In fact he decided not only to repeat the lines he indicted in 1974, but also to quote every report he could lay his hands on that branded any cell culture HeLa. Among others, he cited Gartler's original findings, recent studies by Ward Peterson in Detroit, and a paper soon to be published by researchers at the American Type Culture Collection. In the manuscript he submitted to Science accompanying this second list, he explained how widespread "secondary contamination" had become and admonished his colleagues, "HeLa by many other names can spell trouble."
The list, published in January 1976, was an impressive and distressing inventory. More than forty different research cultures had been commandeered by HeLa. If each culture had cost science a quarter-million dollars, as had the few for which damage estimates could be made, this list represented $10 million in losses. The evidence against each culture, organized in a detailed chart, was overwhelming too. Not only were these cells identical to HeLa on the basis of their C6PD enzymes and marker chomosomes, but many had also been tested for the enzyme PCM and for a few more biochemical traits called HLA antigens. These all matched HeLa's characteristics.
And, oh yes, there was one other piece of information under each cell line in Nelson-Rees's second list: a researcher's name. Any scientist who had supplied him with a culture that turned out to be HeLa was immortalized in what came to be known as Nelson-Rees's hit list. No one considered this an honor. A few felt deeply betrayed and never spoke with him again. And the ranks of those who thought Nelson-Rees was just out to make a name for himself grew considerably.
Jim Duff and some of the other bureaucrats at the institute wanted to know why he had to name names. "You keep pushing people," Duff complained. Why, they wondered, couldn't Nelson-Rees simply give the sample's "passage level" -- the number of times it had been grown out, cut up, and transferred to new flasks, which would give a relative indication of how close it was to the original culture-or identify it in some other way, and leave off the scientist's name?

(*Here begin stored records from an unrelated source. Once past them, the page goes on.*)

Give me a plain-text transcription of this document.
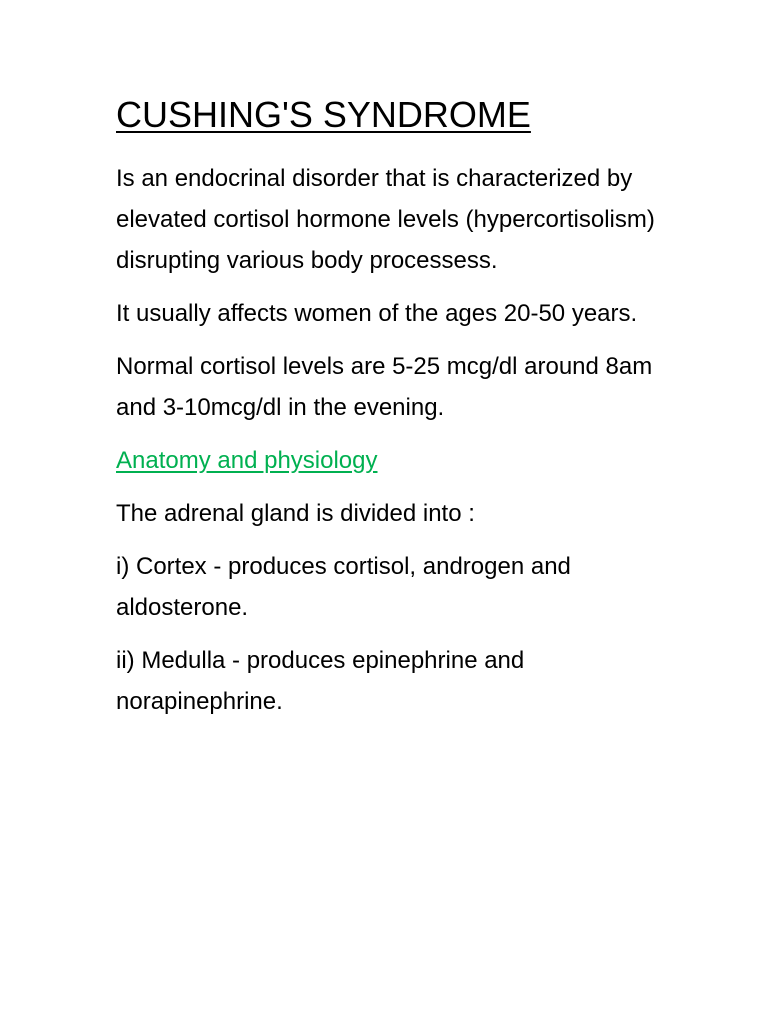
CUSHING'S SYNDROME

Is an endocrinal disorder that is characterized by elevated cortisol hormone levels (hypercortisolism) disrupting various body processess.

It usually affects women of the ages 20-50 years.

Normal cortisol levels are 5-25 mcg/dl around 8am and 3-10mcg/dl in the evening.

Anatomy and physiology

The adrenal gland is divided into :

i) Cortex - produces cortisol, androgen and aldosterone.

ii) Medulla - produces epinephrine and norapinephrine.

Leave off the name? That, to Nelson-Rees, was like -- well, like asking the Post Office to forget about the postmark. Why not take down all the road signs and let drivers fend for themselves? Why not ask the telephone company to publish just the phone numbers and have people guess to whom they belong? To leave off the names would defeat the whole point of his list. He was trying to be as precise and complete as possible, to specify where the HeLa-contaminated cultures had come from and, by implication, where they had not come from. After all, he hadn't tested every sample of these cell lines. Not yet.
"After the 1974 paper," Nelson-Rees explained to Science News magazine, "some researchers analyzed cultures they had been using of the same type we 'fingered' and found them to be bona fide bladder carcinoma cells, or whatever. Therefore, the source of these cultures becomes an important piece of data. I felt obligated to state from whence these cultures came and let the other shoe drop where it may."
Of course, Nelson-Rees must have known that naming names was, as the magazine put it, "an action sure to be interpreted by some as unfriendly." But maybe he figured that in order to make any progress, the second list had to be more combative than the first.
"At this point," he told Science News, "I'm going to go hide."
Naturally, he did nothing of the kind.